Sunday, June 23, 2019

Quotes of the Week


Enlightened insights taken from the past week’s reading:

"Donald Trump is the consummate Zionist stooge. He has bewitched Christians and conservatives with his phony religious rhetoric and overt pandering to Israel. Of course, Christians were already poised and ready for a deceiver like Trump to come along. Ever since the end of World War II, America’s evangelical churches have dispensed the devilish and diabolical doctrines of dispensational futurism, which turned them into willing vassals of all things Israel."
Chuck Baldwin

"I’ve yet to meet one person who could justify the '12 years left to live' narrative… but still took it to heart.
It’s not controversial to disagree with it.
It’s just highly politically incorrect. And incredibly emotionally charged.
For that reason…
Anyone who doesn’t see the 'green movement' has all but morphed into a global apocalyptic climate church is... probably, at this point, embedded in the church.
Propaganda machines have always used innocence over reason as a powerful way to push their narrative.
It works well because…
A] It tugs on the heart strings
B] And, to dispute or dissent against a child’s emotional pleas would make one seem petty, insolent, and/or a cold-hearted brute."
Chris Campbell

"Unlimited mass immigration will favor more mass democracy in America. More democracy is inimical to the implementation of libertarian principles. It involves more voting on more issues, and the result is more initiation of violence through politics.
In addition, a broadened and intensified democracy creates so much disorder and violence that it often ends up with a demand for order from a strong man dictator. Authoritarian governments result."
Michael Rozeff

"Most people either don’t vote or do so out of habit or inertia and with little enthusiasm because they realize that the marginal benefit of doing so is so close to zero that only a mathematician could tell the difference.  The media love to tout the occasional close race decided by a few votes, however, these are rare and it is rarer still when a different result would have resulted in any real impact on the voter’s life.  From the standpoint of pure logic, voting is not rational for the individual."
James Ostrowski

"The word 'socialism' today is actually just shorthand for a welfare state, which is what Boobus americanus, the hoi polloi, really want. They don’t really care who owns the factories, the fields, and the mines. What they care about is that somebody gives them a soft life.
When you give people the ability to vote themselves free stuff at somebody else’s expense they’ll do it. But – much worse – they now actually think it’s the right thing to do. Why? Mainly because of the propaganda that they’ve absorbed through college, and the media, the entertainment world, and numerous other places. There’s no question about the fact that the U.S. will turn into a full-fledged welfare state."
Doug Casey

"A group is deadly. A mob is stupid. A collective has no morality. If we are to stand against evil, and stand effectively, then it can only be as individuals – and individuals who recognize that other human beings are also individuals, regardless of any groups or nations they may belong to. The state, at its core, is the antithesis of civilization. If we are to fight it, the best place to start is by reclaiming civilization, and civility."
Bretigne Shaffer

"One can love his country but hate his government and its actions.
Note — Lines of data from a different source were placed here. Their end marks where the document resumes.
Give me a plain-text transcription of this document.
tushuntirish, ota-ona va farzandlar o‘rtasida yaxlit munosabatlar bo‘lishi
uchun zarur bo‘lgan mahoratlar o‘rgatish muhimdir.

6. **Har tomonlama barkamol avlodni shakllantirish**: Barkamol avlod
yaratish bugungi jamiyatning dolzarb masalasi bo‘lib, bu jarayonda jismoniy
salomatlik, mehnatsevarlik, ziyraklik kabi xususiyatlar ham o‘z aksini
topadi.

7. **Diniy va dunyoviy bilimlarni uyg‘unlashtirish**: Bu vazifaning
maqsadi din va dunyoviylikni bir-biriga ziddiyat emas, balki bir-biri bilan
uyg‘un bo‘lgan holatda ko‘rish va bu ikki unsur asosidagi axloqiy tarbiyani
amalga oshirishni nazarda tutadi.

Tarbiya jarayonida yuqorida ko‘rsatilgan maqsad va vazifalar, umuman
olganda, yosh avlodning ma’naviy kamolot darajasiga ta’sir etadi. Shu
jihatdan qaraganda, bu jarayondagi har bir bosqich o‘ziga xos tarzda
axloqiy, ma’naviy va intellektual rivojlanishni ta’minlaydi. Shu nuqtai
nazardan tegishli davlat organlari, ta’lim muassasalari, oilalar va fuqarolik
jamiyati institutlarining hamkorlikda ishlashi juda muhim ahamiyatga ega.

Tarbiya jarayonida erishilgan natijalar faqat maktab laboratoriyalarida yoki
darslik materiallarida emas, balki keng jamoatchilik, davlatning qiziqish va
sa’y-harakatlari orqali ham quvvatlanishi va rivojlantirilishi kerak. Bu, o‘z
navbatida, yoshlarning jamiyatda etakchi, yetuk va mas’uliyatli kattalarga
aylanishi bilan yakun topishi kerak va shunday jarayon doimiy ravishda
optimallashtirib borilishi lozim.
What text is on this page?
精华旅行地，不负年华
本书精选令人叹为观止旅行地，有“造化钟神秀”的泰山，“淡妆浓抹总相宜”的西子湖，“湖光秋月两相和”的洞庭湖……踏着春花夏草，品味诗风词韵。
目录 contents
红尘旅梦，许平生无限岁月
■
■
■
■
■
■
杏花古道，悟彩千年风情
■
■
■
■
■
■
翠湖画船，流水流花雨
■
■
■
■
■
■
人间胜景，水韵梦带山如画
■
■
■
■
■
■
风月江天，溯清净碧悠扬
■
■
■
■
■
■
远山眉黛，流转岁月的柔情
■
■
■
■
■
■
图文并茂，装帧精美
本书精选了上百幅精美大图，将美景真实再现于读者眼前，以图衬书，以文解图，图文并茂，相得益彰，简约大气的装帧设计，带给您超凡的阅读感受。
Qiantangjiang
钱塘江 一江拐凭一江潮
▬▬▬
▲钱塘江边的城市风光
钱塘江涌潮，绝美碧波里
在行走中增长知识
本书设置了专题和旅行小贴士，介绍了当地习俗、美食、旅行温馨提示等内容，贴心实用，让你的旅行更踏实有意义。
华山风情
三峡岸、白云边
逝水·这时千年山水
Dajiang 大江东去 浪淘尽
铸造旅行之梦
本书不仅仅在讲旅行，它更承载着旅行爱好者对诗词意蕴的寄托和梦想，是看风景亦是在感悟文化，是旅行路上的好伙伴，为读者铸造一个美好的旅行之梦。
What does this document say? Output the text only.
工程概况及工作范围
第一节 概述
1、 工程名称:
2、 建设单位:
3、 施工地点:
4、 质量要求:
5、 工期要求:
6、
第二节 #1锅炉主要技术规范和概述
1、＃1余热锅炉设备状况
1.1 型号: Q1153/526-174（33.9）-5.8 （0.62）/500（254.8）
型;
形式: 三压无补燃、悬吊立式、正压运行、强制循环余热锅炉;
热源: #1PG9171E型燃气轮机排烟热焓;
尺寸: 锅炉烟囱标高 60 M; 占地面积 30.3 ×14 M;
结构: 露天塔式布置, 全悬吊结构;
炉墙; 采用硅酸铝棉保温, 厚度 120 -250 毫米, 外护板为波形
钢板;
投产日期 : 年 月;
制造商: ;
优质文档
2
I love America but not the people who control America and its government. I love America, but its rulers are alien to individual freedom, its government is now anathema to liberty."
Bob Livingston

"Another reason people can find themselves eager to believe smears about [Julian] Assange is that the raw facts revealed by WikiLeaks publications punch giant holes in the stories about the kind of world, nation and society that most people have been taught to believe they live in since school age. These kinds of beliefs are interwoven with people’s entire egoic structures, with their sense of self and who they are as a person, so narratives which threaten to tear them apart can feel the same as a personal attack. This is why you’ll hear ordinary citizens talking about Assange as though he attacked them personally; all he did was publish facts about the powerful, but since those facts conflict with tightly held identity constructs, the cognitive dissonance that was caused to them can be interpreted as feeling like he’d slapped them in the face."
Caitlin Johnstone

"The U.S. does not lose wars because the real objective is never to win. The so-called War on Terror solidified this reality once and for all, even though this continuous war policy has been in effect since at least Vietnam, if not earlier. After the end of WWI, another war was needed to satisfy the hunger of the elites, but until the War on Terror, an end to each individual conflict was always imminent. Now there is no end in sight.
So why would the U.S. government and its puppet masters ever want to win a war, given that losing is actually winning in this multi-trillion dollar business? War is the health of the state, and so long as the proletariat continues to support war and those who prosecute war, war will never end, and freedom will never survive."
Gary D. Barnett

"We see a fundamental awareness among average people in the country that the major cities of the empire are not their friend.  After twenty years of public harping, people finally realize that trillions upon trillions of US government debt is both dumb and dangerous.  We know this because government supported economists have put forth a new theory to calm everyone down!   The US birth rate is down, veterans and their families are angry, the Fed is hated by all, and even the president’s tweets are no longer important to us.
All signs point to the end in our lifetimes of the DC empire, an end worth celebrating on this day, and every day."
Karen Kwiatkowski

"Governments are nothing more than sophisticated brigand bands with bad music, colored rags flapping in the breeze and large bands of armed thugs with a license to kill.
We all pay at the peril of our children and grandchildren as we feed the beast that makes life more and more centralized, regulated and less than optimal."
Bill Buppert

"It was a mistake for my generation to associate Orwell’s Memory Hole and falsified history only with fictional or real dystopias.  Falsified history was all around us.  We just didn’t know enough to spot it.  What living and learning has taught me is that history tends to always be falsified, and historians who insist on the truth suffer for it.  It has been established that many of the ancient historians are unreliable, because they were 'court historians' who sought material benefit by writing to please a ruler.  In my time many an historian has written for income from book sales by enthralling the public with tales of glorious victories over demonized enemies that justified all the sons, grandsons, brothers, fathers, uncles, husbands, friends, and cousins who were sacrificed for the sake of capitalist armaments profits.  No publisher wanted a truthful account that no one would buy because of the stark portrayal of the pointlessness of the deaths of loved ones. Everyone, or almost so, wants to think that their loss was for a noble cause and was 'worth it'."